Beneath the disturbing headlines alleging sexual abuse and harassment in the armed forces simmers a deeply emotional debate about the growing role of women in the military.
The issue: whether women should be allowed to take up arms on the brutal front lines of combat.
It's taken on fresh urgency because a military panel appointed to find ways to decrease harassment may soon recommend increased integration of women, including into combat positions, as a solution. Advocates on both sides of the issue agree the outcome of the debate will transform not only the nation's armed forces, but society as a whole.
Opponents contend that allowing women into combat positions will undermine the readiness of forces, threaten national security, and tear at the nation's social fabric by officially condoning violence against women. Supporters counter that women who meet all of the qualifications for combat will simply enhance their units' readiness, as they have in other divisions of the military. And that success, they argue, will help enhance the societal view of women as leaders and fighters, instead of victims, in a culture where violence is prevalent.
One active duty Army captain, who requested anonymity, says she's ready to shoulder the role. She and her husband have already made contingency plans for child care, just in case she is called into combat. "I've signed up. As soon as the balloon goes up, I'm ready to go and ready to die," she says without hesitation.
Gender makeup of services
Women now make up about 14 percent of the nation's 500,000 Army personnel. As fewer men enlist, the Army is banking on attracting more women to fill the gap. But many young recruits and career women say they enter with a disadvantage: They're excluded from ground combat service in the infantry, armor, and artillery branches, traditionally the paths top military leaders have taken as they move up the ranks.
To defenders of the status quo, that exclusion is the last beachhead protecting the unique "warrior spirit" necessary to an effective, cohesive combat unit.
"Anybody who can get themselves up to do in front of a woman the kind of really nasty, brutal job that's required in combat is not the kind of fellow I'd want to serve with," says Richard Frederick, a retired Air Force lieutenant colonel who served two tours in Vietnam.
He is so incensed by the move to integrate women more fully into combat roles that he took out a full page add in editions of The Wall Street Journal this week, charging that the military leaders' silence on the issue was "abetting the destruction of the warrior spirit in the US Armed Forces."
But retired Air Force Brigadier General Wilma Vaught calls such arguments "utter nonsense."
"My feeling is that women should have the opportunity of serving wherever they're capable of serving, but I'm not in favor of anyone, male or female, being assigned to combat duty if they're not capable of it," says General Vaught, president of the Women in the Military Service Memorial Foundation. "Not every man can do what's required for the infantry, either."
General Vaught says that, in her experience and those of her colleagues, bringing in women has improved readiness of units because "for some strange reason, there's less 'goofing off,' to use the vernacular, when women are there."
Nancy Duff Campbell, the co-president of the National Women's Law Center, which advocates allowing women into combat roles, points to a 1996 Government Accounting Office study that found the performance of both men and women improved in gender integrated units because men didn't want to be "bested" by a woman, and vice versa.
"What tends to happens when you integrate women into nontraditional jobs is there's a transitional period, and it usually starts with sexual harassment," says Ms.

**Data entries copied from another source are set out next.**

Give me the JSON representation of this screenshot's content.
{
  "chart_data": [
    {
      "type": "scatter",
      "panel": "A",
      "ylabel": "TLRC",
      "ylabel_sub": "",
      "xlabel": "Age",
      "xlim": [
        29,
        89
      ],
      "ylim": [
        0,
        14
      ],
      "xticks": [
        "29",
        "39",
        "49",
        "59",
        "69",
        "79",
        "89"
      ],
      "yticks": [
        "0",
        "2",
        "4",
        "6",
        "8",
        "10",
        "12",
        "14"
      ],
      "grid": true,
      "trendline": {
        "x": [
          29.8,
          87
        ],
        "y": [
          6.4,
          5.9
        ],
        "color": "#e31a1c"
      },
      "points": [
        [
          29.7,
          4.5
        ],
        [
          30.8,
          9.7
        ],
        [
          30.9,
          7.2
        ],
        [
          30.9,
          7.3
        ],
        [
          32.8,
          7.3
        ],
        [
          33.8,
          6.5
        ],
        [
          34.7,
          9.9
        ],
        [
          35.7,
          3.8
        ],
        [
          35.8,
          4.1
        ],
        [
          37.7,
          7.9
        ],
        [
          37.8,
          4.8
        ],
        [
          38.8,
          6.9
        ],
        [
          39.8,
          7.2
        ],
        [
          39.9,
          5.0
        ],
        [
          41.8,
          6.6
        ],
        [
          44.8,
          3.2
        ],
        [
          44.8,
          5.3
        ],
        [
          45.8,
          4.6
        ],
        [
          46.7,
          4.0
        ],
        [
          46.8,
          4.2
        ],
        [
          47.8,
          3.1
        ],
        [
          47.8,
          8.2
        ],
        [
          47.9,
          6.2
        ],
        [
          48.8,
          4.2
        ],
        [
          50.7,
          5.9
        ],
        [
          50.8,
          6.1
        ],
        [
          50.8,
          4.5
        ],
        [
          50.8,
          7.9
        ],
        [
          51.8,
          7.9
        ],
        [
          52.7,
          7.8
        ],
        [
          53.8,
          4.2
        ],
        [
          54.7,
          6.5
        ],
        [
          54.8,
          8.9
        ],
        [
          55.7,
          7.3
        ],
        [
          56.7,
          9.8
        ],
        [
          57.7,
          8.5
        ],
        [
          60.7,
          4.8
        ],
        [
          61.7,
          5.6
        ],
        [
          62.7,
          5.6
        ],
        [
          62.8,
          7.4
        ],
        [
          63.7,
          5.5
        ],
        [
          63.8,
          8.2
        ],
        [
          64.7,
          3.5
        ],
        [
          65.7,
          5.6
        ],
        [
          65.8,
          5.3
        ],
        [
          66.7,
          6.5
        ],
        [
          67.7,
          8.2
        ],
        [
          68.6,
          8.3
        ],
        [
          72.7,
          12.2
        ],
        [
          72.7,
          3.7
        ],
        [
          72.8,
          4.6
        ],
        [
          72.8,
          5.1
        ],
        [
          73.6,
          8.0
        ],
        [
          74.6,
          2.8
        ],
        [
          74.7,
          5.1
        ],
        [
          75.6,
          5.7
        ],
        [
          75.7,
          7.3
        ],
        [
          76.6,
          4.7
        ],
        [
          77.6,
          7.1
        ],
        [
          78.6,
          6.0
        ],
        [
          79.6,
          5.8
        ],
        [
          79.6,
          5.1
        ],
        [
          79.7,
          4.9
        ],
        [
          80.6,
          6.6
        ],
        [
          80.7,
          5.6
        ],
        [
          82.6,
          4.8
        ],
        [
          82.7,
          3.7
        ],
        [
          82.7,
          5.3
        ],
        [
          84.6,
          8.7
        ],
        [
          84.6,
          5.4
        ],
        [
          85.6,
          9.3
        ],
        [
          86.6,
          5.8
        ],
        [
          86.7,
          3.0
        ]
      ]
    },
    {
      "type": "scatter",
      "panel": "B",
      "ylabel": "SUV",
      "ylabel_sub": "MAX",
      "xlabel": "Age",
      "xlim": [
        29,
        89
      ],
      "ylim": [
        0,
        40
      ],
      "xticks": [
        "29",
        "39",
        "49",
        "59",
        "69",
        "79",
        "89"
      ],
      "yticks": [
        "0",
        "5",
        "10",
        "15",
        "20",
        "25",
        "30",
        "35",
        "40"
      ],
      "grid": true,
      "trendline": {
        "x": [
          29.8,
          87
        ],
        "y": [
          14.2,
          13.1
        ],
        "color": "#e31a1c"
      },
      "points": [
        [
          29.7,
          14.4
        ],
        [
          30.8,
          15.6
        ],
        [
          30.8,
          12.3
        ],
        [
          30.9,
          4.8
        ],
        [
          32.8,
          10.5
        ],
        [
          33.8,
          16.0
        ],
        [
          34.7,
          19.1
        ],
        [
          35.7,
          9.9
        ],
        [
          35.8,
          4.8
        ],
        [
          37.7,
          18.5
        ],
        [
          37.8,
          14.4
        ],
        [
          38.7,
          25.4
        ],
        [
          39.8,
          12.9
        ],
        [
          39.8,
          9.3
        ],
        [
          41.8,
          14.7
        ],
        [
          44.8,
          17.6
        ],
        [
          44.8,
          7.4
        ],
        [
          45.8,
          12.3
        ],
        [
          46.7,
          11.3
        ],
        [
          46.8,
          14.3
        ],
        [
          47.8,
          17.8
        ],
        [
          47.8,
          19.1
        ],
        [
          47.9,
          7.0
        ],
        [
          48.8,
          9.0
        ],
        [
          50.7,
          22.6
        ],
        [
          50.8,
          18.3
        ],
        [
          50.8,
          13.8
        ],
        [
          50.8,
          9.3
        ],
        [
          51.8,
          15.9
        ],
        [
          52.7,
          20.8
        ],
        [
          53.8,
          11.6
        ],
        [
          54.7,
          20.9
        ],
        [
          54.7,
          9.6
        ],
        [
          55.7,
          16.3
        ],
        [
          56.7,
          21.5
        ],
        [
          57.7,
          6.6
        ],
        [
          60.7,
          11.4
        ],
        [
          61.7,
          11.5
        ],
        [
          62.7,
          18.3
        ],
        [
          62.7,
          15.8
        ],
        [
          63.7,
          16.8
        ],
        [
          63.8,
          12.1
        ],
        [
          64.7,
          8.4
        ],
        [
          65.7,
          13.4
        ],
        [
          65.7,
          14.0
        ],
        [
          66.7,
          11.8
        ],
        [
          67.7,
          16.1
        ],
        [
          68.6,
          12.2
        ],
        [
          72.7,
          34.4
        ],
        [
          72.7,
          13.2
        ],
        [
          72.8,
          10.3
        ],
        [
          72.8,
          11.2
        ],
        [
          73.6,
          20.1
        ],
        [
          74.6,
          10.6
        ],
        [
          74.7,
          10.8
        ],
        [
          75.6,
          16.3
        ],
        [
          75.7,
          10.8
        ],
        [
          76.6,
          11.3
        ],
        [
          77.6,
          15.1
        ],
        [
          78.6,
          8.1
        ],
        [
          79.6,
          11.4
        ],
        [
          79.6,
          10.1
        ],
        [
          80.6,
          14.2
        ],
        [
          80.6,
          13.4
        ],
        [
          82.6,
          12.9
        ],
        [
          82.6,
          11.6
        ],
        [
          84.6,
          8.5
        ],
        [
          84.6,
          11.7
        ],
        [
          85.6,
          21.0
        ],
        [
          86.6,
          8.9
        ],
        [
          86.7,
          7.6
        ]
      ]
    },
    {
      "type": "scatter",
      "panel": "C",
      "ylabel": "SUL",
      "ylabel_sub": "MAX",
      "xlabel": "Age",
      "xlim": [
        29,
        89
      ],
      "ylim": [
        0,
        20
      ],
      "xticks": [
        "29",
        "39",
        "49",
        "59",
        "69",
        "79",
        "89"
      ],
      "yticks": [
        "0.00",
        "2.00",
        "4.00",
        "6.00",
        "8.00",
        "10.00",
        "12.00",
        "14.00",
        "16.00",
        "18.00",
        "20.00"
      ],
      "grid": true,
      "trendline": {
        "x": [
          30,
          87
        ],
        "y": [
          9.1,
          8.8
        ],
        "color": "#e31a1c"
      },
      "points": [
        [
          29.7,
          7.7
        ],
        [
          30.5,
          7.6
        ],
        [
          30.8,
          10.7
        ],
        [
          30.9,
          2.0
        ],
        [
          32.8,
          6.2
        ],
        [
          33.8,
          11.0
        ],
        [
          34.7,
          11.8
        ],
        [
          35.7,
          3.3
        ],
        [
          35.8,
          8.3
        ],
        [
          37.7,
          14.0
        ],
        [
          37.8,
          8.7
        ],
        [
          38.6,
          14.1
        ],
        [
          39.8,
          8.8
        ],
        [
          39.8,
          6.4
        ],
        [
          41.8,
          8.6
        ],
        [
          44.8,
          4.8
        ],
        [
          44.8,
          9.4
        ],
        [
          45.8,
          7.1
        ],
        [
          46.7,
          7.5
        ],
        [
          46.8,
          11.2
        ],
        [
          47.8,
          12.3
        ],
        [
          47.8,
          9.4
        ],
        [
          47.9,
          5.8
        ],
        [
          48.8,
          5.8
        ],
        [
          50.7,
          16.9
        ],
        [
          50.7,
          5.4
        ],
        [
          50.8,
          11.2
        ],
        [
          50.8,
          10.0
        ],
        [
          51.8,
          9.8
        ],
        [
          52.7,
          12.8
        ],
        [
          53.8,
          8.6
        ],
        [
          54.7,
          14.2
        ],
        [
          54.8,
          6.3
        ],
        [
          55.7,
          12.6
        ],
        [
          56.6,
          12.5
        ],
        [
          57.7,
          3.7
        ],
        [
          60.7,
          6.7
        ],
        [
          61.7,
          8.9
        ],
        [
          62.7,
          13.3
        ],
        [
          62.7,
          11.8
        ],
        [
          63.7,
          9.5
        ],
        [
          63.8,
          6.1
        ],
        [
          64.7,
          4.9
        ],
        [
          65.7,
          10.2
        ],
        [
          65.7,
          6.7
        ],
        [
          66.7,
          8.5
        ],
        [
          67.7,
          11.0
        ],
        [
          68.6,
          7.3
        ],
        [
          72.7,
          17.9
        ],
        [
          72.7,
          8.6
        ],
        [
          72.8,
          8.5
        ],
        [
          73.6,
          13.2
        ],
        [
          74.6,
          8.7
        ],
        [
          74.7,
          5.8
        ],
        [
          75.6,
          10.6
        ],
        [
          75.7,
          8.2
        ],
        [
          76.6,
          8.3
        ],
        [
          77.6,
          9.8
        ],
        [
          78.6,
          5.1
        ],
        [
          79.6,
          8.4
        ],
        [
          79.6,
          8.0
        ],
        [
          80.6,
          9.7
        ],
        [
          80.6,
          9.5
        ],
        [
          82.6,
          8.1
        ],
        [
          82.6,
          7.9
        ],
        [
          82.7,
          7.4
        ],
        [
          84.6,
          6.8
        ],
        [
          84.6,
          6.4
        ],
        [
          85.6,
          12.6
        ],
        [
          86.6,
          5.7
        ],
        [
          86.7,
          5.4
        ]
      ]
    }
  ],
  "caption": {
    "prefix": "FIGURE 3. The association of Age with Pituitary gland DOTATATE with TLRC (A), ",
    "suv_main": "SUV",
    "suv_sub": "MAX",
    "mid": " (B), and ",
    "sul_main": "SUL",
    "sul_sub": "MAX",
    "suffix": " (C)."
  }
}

Campbell. "Then, as the number of women increases (critical mass is about 25 percent), the men and the women start making distinctions among each other on issues other than gender: 'I can count on John for some things, and Tabatha for others.' "
Impact of lack of women
To bolster her point, Campbell points out the Marine Corps has the most incidents of sexual harassment, the fewest number of women, and they don't have gender-integrated training, as the other services do.
But to opponents of integrating women into the military, such arguments miss the point. She thinks women aren't strong enough to do all the jobs.
"Women do not have an equal opportunity to survive or to help their fellow soldiers survive," says Elaine Donnelly, president of the Center for military preparedness, a nonprofit group based in Michigan that focuses on military personnel issues.
Beyond concerns about physical ability in combat, Donnelly is also worried about the larger social implications of inuring society to violence against women.
"You would have to desensitize the entire nation to brutality against women at the hands of men, that's the reality of what we're talking about. Are we ready to see women's body parts strewn across the battlefield?" asks Donnelly, who was also a member of the 1992 Presidential Commission on the Assignment of Women in the Armed Forces.
But for the young women who hope to dedicate their lives to military service, the issue is much simpler.
"There's so much deference given to the combat arms, and they definitely deserve that respect because of what they do, but I feel like I'm already starting out with a disadvantage," says Pam Wright, a senior cadet at West Point Military Academy. She says she'd simply like the same opportunity to serve the country as her male colleagues.
To Donnelly, that desire is selfish, putting a woman's individual career needs ahead of the institutional needs of the military.
But to supporters, that desire shows a deep patriotism, and if the young cadet is the best person for the job, Campbell says, she is not just advancing her own career, but the national security as well.